Reconstitution, identification, and purification of the rat liver Golgi membrane GDP-fucose transporter

Glycosylation of glycoproteins, proteoglycans, and glycolipids occurring in the Golgis apparatus requires the translocation of nucleotide sugars from the cytosol into the lumen of the Golgi. Translocation is mediated by specific nucleotide sugar transporters, integral Golgis membrane proteins that regulate the above glycosylation reactions. A defect in GDP-fucose transport into the lumen of the Golgis apparatus has been recently identified in a patient affected by leukocyte adhesion deficiency type II syndrome (Lubke, T., Marquardt, T., von Figura, R., and Korner, C. (1999) J. Biol. Chem. 274, 25986-25989). We have now identified and purified the rat liver Golgi membrane GDP-fucose transporter, a protein with an apparent molecular mass of 39 kDa, by a combination of column chromatography, native functional size determination on a glycerol gradient, and photoaffinity labeling with 8-azidoguanosine-5'-[alpha-P-32] triphosphate, an analog of GDP-fucose.
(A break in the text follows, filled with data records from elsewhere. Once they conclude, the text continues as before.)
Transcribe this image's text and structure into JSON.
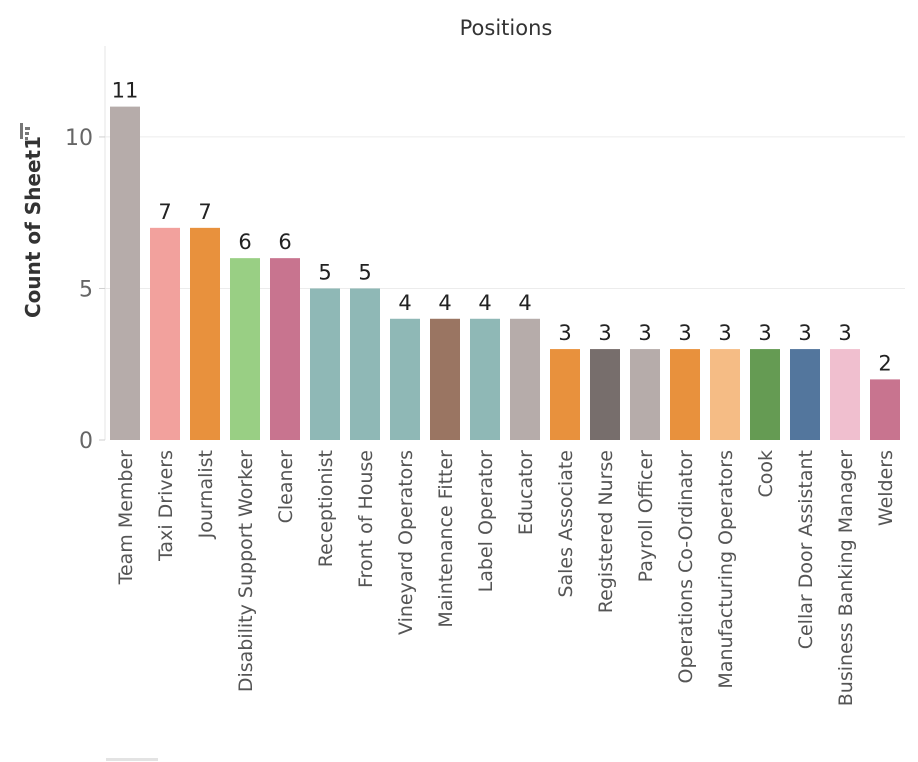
{
  "chart_data": {
    "type": "bar",
    "title": "Positions",
    "ylabel": "Count of Sheet1",
    "xlabel": "",
    "ylim": [
      0,
      13
    ],
    "yticks": [
      0,
      5,
      10
    ],
    "grid": true,
    "sort_icon": "sort-descending-icon",
    "categories": [
      "Team Member",
      "Taxi Drivers",
      "Journalist",
      "Disability Support Worker",
      "Cleaner",
      "Receptionist",
      "Front of House",
      "Vineyard Operators",
      "Maintenance Fitter",
      "Label Operator",
      "Educator",
      "Sales Associate",
      "Registered Nurse",
      "Payroll Officer",
      "Operations Co-Ordinator",
      "Manufacturing Operators",
      "Cook",
      "Cellar Door Assistant",
      "Business Banking Manager",
      "Welders"
    ],
    "values": [
      11,
      7,
      7,
      6,
      6,
      5,
      5,
      4,
      4,
      4,
      4,
      3,
      3,
      3,
      3,
      3,
      3,
      3,
      3,
      2
    ],
    "colors": [
      "#b6acaa",
      "#f2a19d",
      "#e8913d",
      "#99cf84",
      "#c8748f",
      "#8fb8b6",
      "#8fb8b6",
      "#8fb8b6",
      "#9a7562",
      "#8fb8b6",
      "#b6acaa",
      "#e8913d",
      "#776e6c",
      "#b6acaa",
      "#e8913d",
      "#f5bc85",
      "#659b53",
      "#53769d",
      "#f0bfcf",
      "#c8748f"
    ]
  }
}
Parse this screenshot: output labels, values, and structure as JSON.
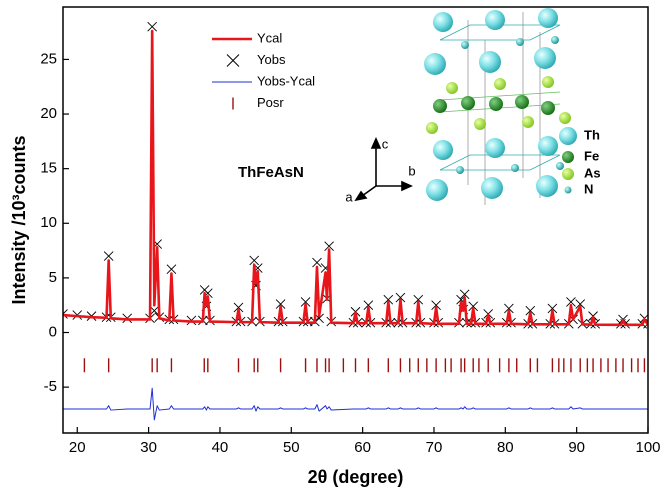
{
  "chart_data": {
    "type": "line",
    "xlabel": "2θ (degree)",
    "ylabel": "Intensity /10³counts",
    "xlim": [
      18,
      100
    ],
    "ylim": [
      -9.2,
      29.8
    ],
    "xticks": [
      20,
      30,
      40,
      50,
      60,
      70,
      80,
      90,
      100
    ],
    "yticks": [
      -5,
      0,
      5,
      10,
      15,
      20,
      25
    ],
    "x": [
      18,
      20,
      22,
      24.1,
      24.4,
      24.7,
      27,
      30.2,
      30.5,
      30.8,
      31.2,
      31.5,
      32.9,
      33.2,
      33.5,
      36,
      37.6,
      37.85,
      38.1,
      38.3,
      38.6,
      42.3,
      42.6,
      42.9,
      44.5,
      44.8,
      45.05,
      45.3,
      45.6,
      48.2,
      48.5,
      48.8,
      51.7,
      52.0,
      52.3,
      53.3,
      53.6,
      53.9,
      54.8,
      55.0,
      55.3,
      55.6,
      58.7,
      59.0,
      59.3,
      60.5,
      60.8,
      61.1,
      63.3,
      63.6,
      63.9,
      65.0,
      65.3,
      65.6,
      67.5,
      67.8,
      68.1,
      70.0,
      70.3,
      70.6,
      73.5,
      73.8,
      74.1,
      74.3,
      74.6,
      75.2,
      75.5,
      75.8,
      77.3,
      77.6,
      77.9,
      80.2,
      80.5,
      80.8,
      83.2,
      83.5,
      83.8,
      86.3,
      86.6,
      86.9,
      88.9,
      89.2,
      89.5,
      90.5,
      90.8,
      92.0,
      92.3,
      92.6,
      96.2,
      96.5,
      96.8,
      99.2,
      99.5,
      100
    ],
    "series": [
      {
        "name": "Ycal",
        "color": "#e8161b",
        "style": "line",
        "values": [
          1.6,
          1.5,
          1.4,
          1.35,
          6.6,
          1.3,
          1.2,
          1.2,
          27.6,
          2.5,
          7.8,
          1.3,
          1.1,
          5.4,
          1.1,
          1.0,
          1.0,
          3.6,
          2.5,
          3.3,
          1.0,
          0.95,
          2.1,
          0.95,
          0.95,
          6.2,
          4.5,
          5.6,
          0.95,
          0.9,
          2.4,
          0.9,
          0.9,
          2.6,
          0.9,
          0.9,
          6.0,
          1.5,
          5.5,
          3.0,
          7.6,
          0.9,
          0.85,
          1.8,
          0.85,
          0.85,
          2.3,
          0.85,
          0.85,
          2.8,
          0.85,
          0.85,
          3.0,
          0.85,
          0.85,
          2.8,
          0.85,
          0.8,
          2.3,
          0.8,
          0.8,
          2.8,
          2.0,
          3.2,
          0.8,
          0.8,
          2.2,
          0.8,
          0.8,
          1.6,
          0.8,
          0.8,
          2.0,
          0.8,
          0.75,
          1.8,
          0.75,
          0.75,
          2.0,
          0.75,
          0.75,
          2.5,
          1.2,
          2.4,
          0.75,
          0.72,
          1.4,
          0.72,
          0.7,
          1.1,
          0.7,
          0.7,
          1.2,
          0.7
        ]
      },
      {
        "name": "Yobs",
        "color": "#000000",
        "style": "cross",
        "values": [
          1.7,
          1.6,
          1.5,
          1.4,
          7.0,
          1.4,
          1.3,
          1.3,
          28.0,
          2.0,
          8.1,
          1.4,
          1.2,
          5.8,
          1.2,
          1.1,
          1.1,
          3.9,
          2.4,
          3.6,
          1.1,
          1.0,
          2.3,
          1.0,
          1.0,
          6.6,
          4.3,
          5.9,
          1.0,
          1.0,
          2.6,
          1.0,
          1.0,
          2.8,
          1.0,
          1.0,
          6.4,
          1.3,
          5.9,
          3.1,
          7.9,
          1.0,
          0.9,
          1.9,
          0.9,
          0.9,
          2.5,
          0.9,
          0.9,
          3.0,
          0.9,
          0.9,
          3.2,
          0.9,
          0.9,
          3.0,
          0.9,
          0.9,
          2.5,
          0.9,
          0.9,
          3.0,
          2.1,
          3.5,
          0.9,
          0.9,
          2.4,
          0.9,
          0.9,
          1.7,
          0.9,
          0.9,
          2.2,
          0.9,
          0.8,
          2.0,
          0.8,
          0.8,
          2.2,
          0.8,
          0.8,
          2.8,
          1.2,
          2.6,
          0.8,
          0.8,
          1.5,
          0.8,
          0.8,
          1.2,
          0.8,
          0.8,
          1.3,
          0.8
        ]
      },
      {
        "name": "Yobs-Ycal",
        "color": "#1f2fd8",
        "style": "thin",
        "values": [
          -7.0,
          -7.0,
          -7.0,
          -7.0,
          -6.7,
          -7.1,
          -7.0,
          -7.0,
          -5.1,
          -8.0,
          -6.7,
          -7.1,
          -7.0,
          -6.7,
          -7.0,
          -7.0,
          -7.0,
          -6.8,
          -7.1,
          -6.8,
          -7.0,
          -7.0,
          -6.9,
          -7.0,
          -7.0,
          -6.7,
          -7.2,
          -6.8,
          -7.0,
          -7.0,
          -6.9,
          -7.0,
          -7.0,
          -6.9,
          -7.0,
          -7.0,
          -6.6,
          -7.2,
          -6.7,
          -7.0,
          -6.8,
          -7.1,
          -7.0,
          -7.0,
          -7.0,
          -7.0,
          -6.9,
          -7.0,
          -7.0,
          -6.9,
          -7.0,
          -7.0,
          -6.9,
          -7.0,
          -7.0,
          -6.9,
          -7.0,
          -7.0,
          -6.9,
          -7.0,
          -7.0,
          -6.9,
          -7.0,
          -6.8,
          -7.0,
          -7.0,
          -6.9,
          -7.0,
          -7.0,
          -7.0,
          -7.0,
          -7.0,
          -6.9,
          -7.0,
          -7.0,
          -6.9,
          -7.0,
          -7.0,
          -6.9,
          -7.0,
          -7.0,
          -6.8,
          -7.0,
          -6.9,
          -7.0,
          -7.0,
          -7.0,
          -7.0,
          -7.0,
          -7.0,
          -7.0,
          -7.0,
          -7.0,
          -7.0
        ]
      },
      {
        "name": "Posr",
        "color": "#9b1111",
        "style": "tick",
        "x": [
          21,
          24.4,
          30.5,
          31.2,
          33.2,
          37.8,
          38.3,
          42.6,
          44.8,
          45.3,
          48.5,
          52,
          53.6,
          54.8,
          55.3,
          57.3,
          59,
          60.8,
          63.6,
          65.3,
          66.6,
          67.8,
          69,
          70.3,
          71.6,
          72.4,
          73.8,
          74.3,
          75.5,
          76.3,
          77.6,
          79.2,
          80.5,
          81.6,
          83.5,
          84.5,
          86.6,
          87.5,
          88.2,
          89.2,
          90.5,
          91.5,
          92.3,
          93.4,
          94.4,
          95.5,
          96.5,
          97.7,
          98.6,
          99.5
        ],
        "values": [
          -3,
          -3,
          -3,
          -3,
          -3,
          -3,
          -3,
          -3,
          -3,
          -3,
          -3,
          -3,
          -3,
          -3,
          -3,
          -3,
          -3,
          -3,
          -3,
          -3,
          -3,
          -3,
          -3,
          -3,
          -3,
          -3,
          -3,
          -3,
          -3,
          -3,
          -3,
          -3,
          -3,
          -3,
          -3,
          -3,
          -3,
          -3,
          -3,
          -3,
          -3,
          -3,
          -3,
          -3,
          -3,
          -3,
          -3,
          -3,
          -3,
          -3
        ]
      }
    ],
    "annotations": {
      "compound": "ThFeAsN",
      "axes": [
        "a",
        "b",
        "c"
      ],
      "species": [
        "Th",
        "Fe",
        "As",
        "N"
      ]
    }
  }
}
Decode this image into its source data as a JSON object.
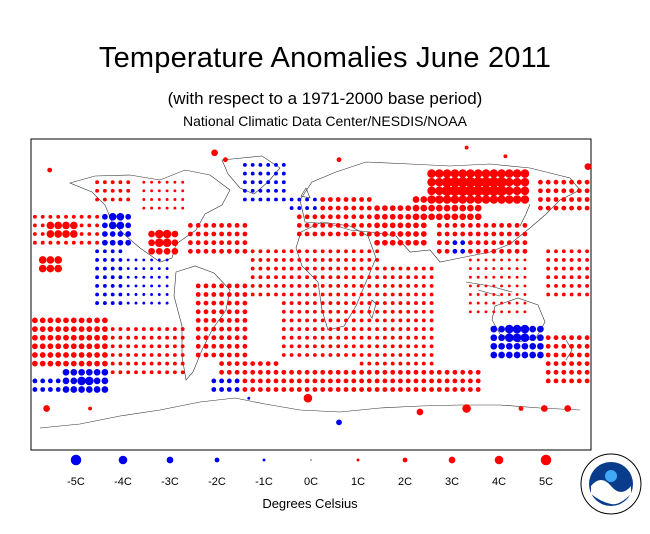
{
  "chart_data": {
    "type": "scatter",
    "title": "Temperature Anomalies June 2011",
    "subtitle": "(with respect to a 1971-2000 base period)",
    "source": "National Climatic Data Center/NESDIS/NOAA",
    "xlabel": "Degrees Celsius",
    "grid_step_degrees": 5,
    "value_range": [
      -5,
      5
    ],
    "positive_color": "#ff0000",
    "negative_color": "#0000ee",
    "legend": {
      "values": [
        -5,
        -4,
        -3,
        -2,
        -1,
        0,
        1,
        2,
        3,
        4,
        5
      ],
      "labels": [
        "-5C",
        "-4C",
        "-3C",
        "-2C",
        "-1C",
        "0C",
        "1C",
        "2C",
        "3C",
        "4C",
        "5C"
      ]
    },
    "anomaly_regions": [
      {
        "lon": [
          -180,
          -135
        ],
        "lat": [
          30,
          50
        ],
        "value": 1.5
      },
      {
        "lon": [
          -180,
          -130
        ],
        "lat": [
          -40,
          -10
        ],
        "value": 2.5
      },
      {
        "lon": [
          -175,
          -160
        ],
        "lat": [
          15,
          25
        ],
        "value": 3.5
      },
      {
        "lon": [
          -170,
          -150
        ],
        "lat": [
          35,
          45
        ],
        "value": 3.5
      },
      {
        "lon": [
          -180,
          -150
        ],
        "lat": [
          -55,
          -45
        ],
        "value": -2
      },
      {
        "lon": [
          -160,
          -130
        ],
        "lat": [
          -55,
          -42
        ],
        "value": -3
      },
      {
        "lon": [
          -152,
          -142
        ],
        "lat": [
          -52,
          -45
        ],
        "value": -4
      },
      {
        "lon": [
          -130,
          -80
        ],
        "lat": [
          -45,
          -15
        ],
        "value": 1.5
      },
      {
        "lon": [
          -140,
          -120
        ],
        "lat": [
          -5,
          30
        ],
        "value": -1.5
      },
      {
        "lon": [
          -135,
          -115
        ],
        "lat": [
          30,
          50
        ],
        "value": -2.5
      },
      {
        "lon": [
          -128,
          -122
        ],
        "lat": [
          38,
          46
        ],
        "value": -3.5
      },
      {
        "lon": [
          -120,
          -90
        ],
        "lat": [
          -5,
          25
        ],
        "value": -1
      },
      {
        "lon": [
          -140,
          -115
        ],
        "lat": [
          55,
          70
        ],
        "value": 1.5
      },
      {
        "lon": [
          -110,
          -80
        ],
        "lat": [
          48,
          70
        ],
        "value": 1
      },
      {
        "lon": [
          -105,
          -85
        ],
        "lat": [
          25,
          40
        ],
        "value": 3
      },
      {
        "lon": [
          -100,
          -90
        ],
        "lat": [
          28,
          36
        ],
        "value": 4
      },
      {
        "lon": [
          -80,
          -40
        ],
        "lat": [
          25,
          45
        ],
        "value": 2
      },
      {
        "lon": [
          -75,
          -40
        ],
        "lat": [
          -35,
          10
        ],
        "value": 2
      },
      {
        "lon": [
          -60,
          -20
        ],
        "lat": [
          -55,
          -35
        ],
        "value": 2
      },
      {
        "lon": [
          -65,
          -45
        ],
        "lat": [
          -55,
          -45
        ],
        "value": -2
      },
      {
        "lon": [
          -40,
          0
        ],
        "lat": [
          0,
          30
        ],
        "value": 1.5
      },
      {
        "lon": [
          -45,
          -15
        ],
        "lat": [
          55,
          78
        ],
        "value": -1.5
      },
      {
        "lon": [
          -10,
          40
        ],
        "lat": [
          35,
          60
        ],
        "value": 2
      },
      {
        "lon": [
          -15,
          5
        ],
        "lat": [
          48,
          60
        ],
        "value": -1.5
      },
      {
        "lon": [
          -20,
          45
        ],
        "lat": [
          -35,
          30
        ],
        "value": 1.5
      },
      {
        "lon": [
          30,
          80
        ],
        "lat": [
          -40,
          20
        ],
        "value": 1.5
      },
      {
        "lon": [
          40,
          75
        ],
        "lat": [
          30,
          55
        ],
        "value": 2.5
      },
      {
        "lon": [
          65,
          110
        ],
        "lat": [
          45,
          60
        ],
        "value": 3
      },
      {
        "lon": [
          75,
          140
        ],
        "lat": [
          55,
          72
        ],
        "value": 4
      },
      {
        "lon": [
          85,
          125
        ],
        "lat": [
          60,
          68
        ],
        "value": 5
      },
      {
        "lon": [
          80,
          140
        ],
        "lat": [
          25,
          45
        ],
        "value": 2
      },
      {
        "lon": [
          90,
          100
        ],
        "lat": [
          25,
          35
        ],
        "value": -2
      },
      {
        "lon": [
          100,
          140
        ],
        "lat": [
          -10,
          25
        ],
        "value": 1
      },
      {
        "lon": [
          145,
          180
        ],
        "lat": [
          50,
          70
        ],
        "value": 2
      },
      {
        "lon": [
          150,
          180
        ],
        "lat": [
          0,
          30
        ],
        "value": 1.5
      },
      {
        "lon": [
          115,
          150
        ],
        "lat": [
          -38,
          -15
        ],
        "value": -3
      },
      {
        "lon": [
          125,
          140
        ],
        "lat": [
          -28,
          -18
        ],
        "value": -4
      },
      {
        "lon": [
          150,
          180
        ],
        "lat": [
          -50,
          -20
        ],
        "value": 2
      },
      {
        "lon": [
          -30,
          110
        ],
        "lat": [
          -55,
          -40
        ],
        "value": 2
      }
    ],
    "antarctic_stations": [
      {
        "lon": -40,
        "lat": -60,
        "value": -1
      },
      {
        "lon": -2,
        "lat": -60,
        "value": 4
      },
      {
        "lon": 18,
        "lat": -74,
        "value": -2.5
      },
      {
        "lon": 70,
        "lat": -68,
        "value": 3
      },
      {
        "lon": 100,
        "lat": -66,
        "value": 4
      },
      {
        "lon": 135,
        "lat": -66,
        "value": 2
      },
      {
        "lon": 150,
        "lat": -66,
        "value": 3
      },
      {
        "lon": 165,
        "lat": -66,
        "value": 3
      },
      {
        "lon": 190,
        "lat": -66,
        "value": 3
      },
      {
        "lon": 218,
        "lat": -66,
        "value": 1.5
      }
    ],
    "arctic_stations": [
      {
        "lon": -62,
        "lat": 82,
        "value": 3
      },
      {
        "lon": -55,
        "lat": 78,
        "value": 2
      },
      {
        "lon": 18,
        "lat": 78,
        "value": 2
      },
      {
        "lon": 100,
        "lat": 85,
        "value": 1.5
      },
      {
        "lon": 125,
        "lat": 80,
        "value": 1.5
      },
      {
        "lon": 178,
        "lat": 74,
        "value": 3
      },
      {
        "lon": -168,
        "lat": 72,
        "value": 2
      }
    ]
  }
}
The purified transporter appears to exist as a homodimer within the Golgis membrane. When reconstituted into phosphatidylcholine liposomes, it was active in GDP-fucose transport and was specifically photolabeled with 8-azidoguanosine-5'- [alpha-P-32]triphosphate. Transport was also stimulated 2-3-fold after preloading proteoliposomes with GMP, the putative antiporter.